1996 installierten die Künstler Gerd Stange und Michael Batz in der Schmuckstraße eine Erinnerungstafel, die auf das Chinesenviertel und dessen Ende durch die Chinesenaktion hinwies. Im September 2012 ersetzte das St. Pauli-Archiv das über die Jahre marode gewordene Schild durch eine Tafel am Grünstreifen der Schmuckstraße Ecke Talstraße.[12]

Gunter Demnig verlegte für 16 Opfer der Chinesenaktion Stolpersteine in der Schmuckstraße und am Hamburger Berg.
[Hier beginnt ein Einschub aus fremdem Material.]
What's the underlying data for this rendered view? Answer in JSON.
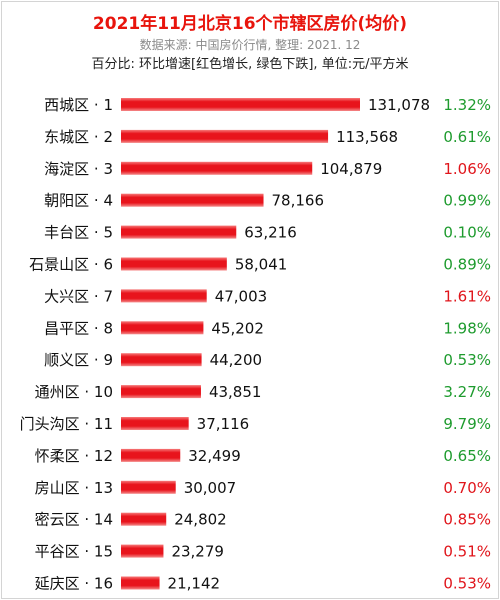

Mit dem Dokumentarfilm Fremde Heimat thematisierten vier Studenten die Geschichte des Hamburger Chinesenviertels, der Chinesenaktion und das Leben von Chong Tin Lam, dem Gründer der Hongkong-Bar.[13] An der Hongkong-Bar befindet sich eine Gedenktafel für Chong Tin Lam.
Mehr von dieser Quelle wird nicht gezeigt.